2017 - 13ª classificada no TOP 35, na 4ª semana de abril de microconto Escambau;

2017 - Classificada no 7º Concurso de microconto de humor de Piracicaba.

2017 - 24ª classificada no TOP 35, na 2ª semana de outubro de microconto Escambau;

2017 - 15ª classificada no TOP 35, na 3ª semana de outubro de microconto Escambau;

2017 - 1ª classificada no concurso de Poesia "Osmair Zanardi", promovido pela Academia Araçatubense de Letras;

2017 - 11ª classificada no TOP 35, na 4ª semana de outubro de microconto Escambau;

terça-feira, 31 de janeiro de 2017

PREPARO A POESIA

Preparo a poesia
Rita de Cássia Zuim Lavoyer

           Já registrei neste espaço o quão extraordinário é o poder que a escrita exerceu e vem exercendo sobre as civilizações. Expressar-se pela escrita também pode ser um analgésico, um alívio para alma. A escrita pode ser um alimento, uma visita, uma lição, uma  fuga, um abrigo, um toque nas mãos. 

            Mas não é só por causa disso que eu escrevo. Escrevo porque eu já decidi há muito tempo: quero ser poeta.  Não apenas para fazer versos, mas para desfazer meus hábitos diariamente e me viciar em outros que me proporcionem experimentar o malefício dos vícios,  para deles poder falar com propriedades e apontar razões pelas quais, com eles, fiquei satisfeita ou não, expondo minha condição humana de descontente, também, comigo mesma, com a certeza de que quero ser poeta, não para que a sociedade me veja, mas que eu consiga, por mim, me enxergar melhor dentro dela, amparando o peso das minhas palavras e libertar os significados de cada uma que eu escolhi a dedo para preencher-me os ombros e alicerçar os meus pés.

            Escrevo para que o efêmero da beleza que eu conseguir expor em um verso curto seja, ainda que ligeiro aos olhos de um leitor (eu), real.
            Não quero que o meu existir poético seja uma função, mas um dever  de me preparar para a poesia e ela poder me residir, e eu nela na recíproca função de cidade e cidadã, ou criadora e criatura.   

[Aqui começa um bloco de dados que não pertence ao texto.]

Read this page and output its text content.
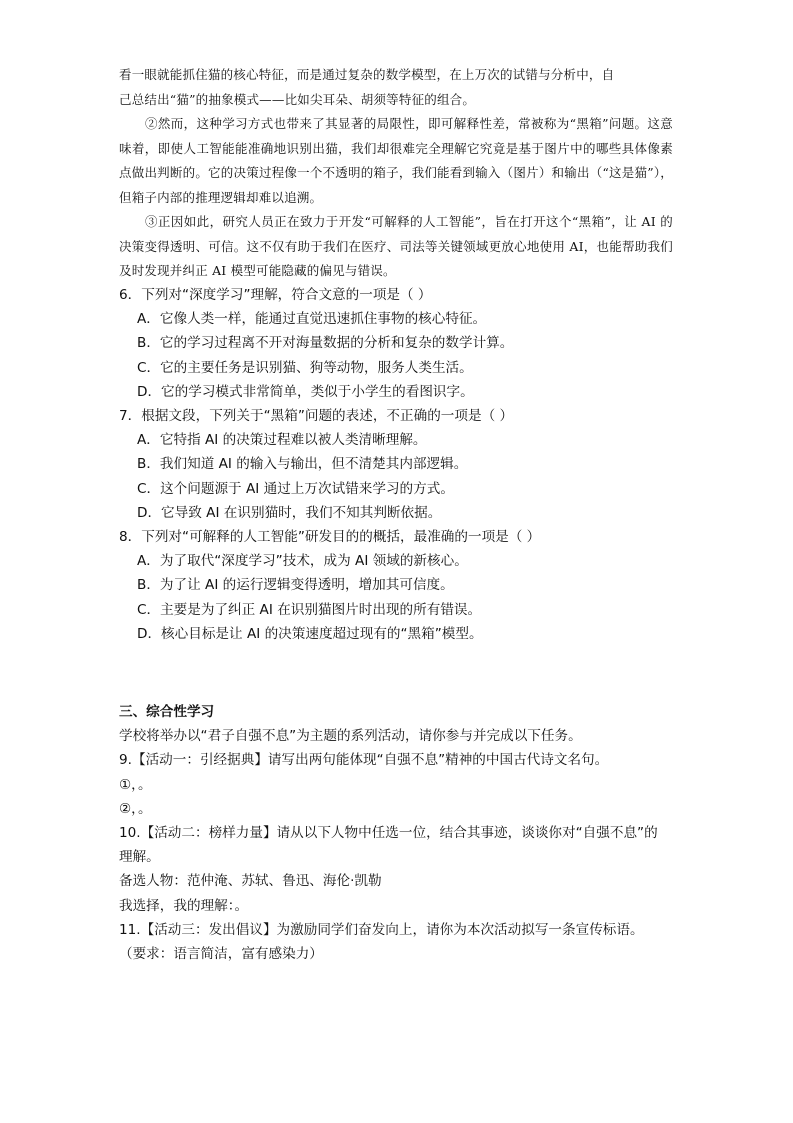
看一眼就能抓住猫的核心特征，而是通过复杂的数学模型，在上万次的试错与分析中，自

己总结出“猫”的抽象模式——比如尖耳朵、胡须等特征的组合。

②然而，这种学习方式也带来了其显著的局限性，即可解释性差，常被称为“黑箱”问题。这意味着，即使人工智能能准确地识别出猫，我们却很难完全理解它究竟是基于图片中的哪些具体像素点做出判断的。它的决策过程像一个不透明的箱子，我们能看到输入（图片）和输出（“这是猫”），但箱子内部的推理逻辑却难以追溯。

③正因如此，研究人员正在致力于开发“可解释的人工智能”，旨在打开这个“黑箱”，让 AI 的决策变得透明、可信。这不仅有助于我们在医疗、司法等关键领域更放心地使用 AI，也能帮助我们及时发现并纠正 AI 模型可能隐藏的偏见与错误。

6．下列对“深度学习”理解，符合文意的一项是（ ）

A．它像人类一样，能通过直觉迅速抓住事物的核心特征。

B．它的学习过程离不开对海量数据的分析和复杂的数学计算。

C．它的主要任务是识别猫、狗等动物，服务人类生活。

D．它的学习模式非常简单，类似于小学生的看图识字。

7．根据文段，下列关于“黑箱”问题的表述，不正确的一项是（ ）

A．它特指 AI 的决策过程难以被人类清晰理解。

B．我们知道 AI 的输入与输出，但不清楚其内部逻辑。

C．这个问题源于 AI 通过上万次试错来学习的方式。

D．它导致 AI 在识别猫时，我们不知其判断依据。

8．下列对“可解释的人工智能”研发目的的概括，最准确的一项是（ ）

A．为了取代“深度学习”技术，成为 AI 领域的新核心。

B．为了让 AI 的运行逻辑变得透明，增加其可信度。

C．主要是为了纠正 AI 在识别猫图片时出现的所有错误。

D．核心目标是让 AI 的决策速度超过现有的“黑箱”模型。

三、综合性学习

学校将举办以“君子自强不息”为主题的系列活动，请你参与并完成以下任务。

9.【活动一：引经据典】请写出两句能体现“自强不息”精神的中国古代诗文名句。

①，。

②，。

10.【活动二：榜样力量】请从以下人物中任选一位，结合其事迹，谈谈你对“自强不息”的

理解。

备选人物：范仲淹、苏轼、鲁迅、海伦·凯勒

我选择，我的理解：。

11.【活动三：发出倡议】为激励同学们奋发向上，请你为本次活动拟写一条宣传标语。

（要求：语言简洁，富有感染力）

            Quero ir para o caminho onde o predicado que declara algo sobre o sujeito seja o poeta, e que eu saiba fazer e dar às suas mãos (do poeta) que afagam a mesma potência para surrar e esmagar aqueles dias que me enchem de vontade de parar tudo e, depois do meu feito,  fazer algo que nunca fiz e sentir o que nunca senti com o dom renovável que a poesia sabe proporcionar.

            Quero continuar estudando a vida – a minha - e o que a influencia e, todos os dias, preparar uma poesia onde eu possa, verdadeiramente, ser ela. 
            Pode escrever aí: um dia serei poeta e prepararei a poesia com a certeza de que nela -na minha-  eu possa ficar e assim vou preparando.... 


Preparo a poesia como quem, ao filho, prepara o alimento:
para  que o prato não desande, seleciono os melhores ingredientes
e ele  sorria, premiando meu coração, quando o experimentar!

Preparo a poesia como quem prepara a casa para a visita:
limpo, coloco a mobília nos devidos lugares e em cálida acolhida lhe servirei café fresco para  que se sinta bem e queira voltar.     

Preparo a poesia como um mestre prepara a matéria de uma aula:
escolho o melhor tema e  reúno recursos que alicercem a argumentação despertando  nos  discípulos o  interesse pela poética.   
     

Preparo a poesia como quem prepara a mala para sair de férias:
nada pode ficar para trás, mas sendo o espaço pequeno
resumo minhas necessidades, encaixando-as na bagagem.

Preparo a poesia como quem espera pelo início da Primavera:
a dispersão do pólen pela natureza  nesta estação
aumenta-me os desejos e renova-me o cio para fazer vida nova.

 Preparo a poesia como quem prepara o filho para a formatura:
ato-lhe  a gravata, tiro um pó invisível do blazer
agradeço-o por todo seu  saber e ofereço-lhe, orgulhosa, o meu sorriso.

Preparo a poesia como uma visita se
prepara para ser bem recebida
por seu anfitrião e, depois,  o seduz a ciceroneá-la.  
  
Preparo a poesia como quem  estudou a poética
e faz desta arte tema de todas as épocas da História.
História também de minha vida.

Preparo a poesia como quem prepara um  refúgio,
como nauta sabe que vai partir para um novo porto.
Por isso a preparo: porque sei que nela posso ficar... 


2 comentários:

Célia Rangel disse...

Poesia, um refúgio emocional, por excelência.
Abraço.

Rita Lavoyer disse...

Célia, prazer enorme tê-la aqui.De fato, a poesia é um refúgio, o mais seguro que eu encontrei.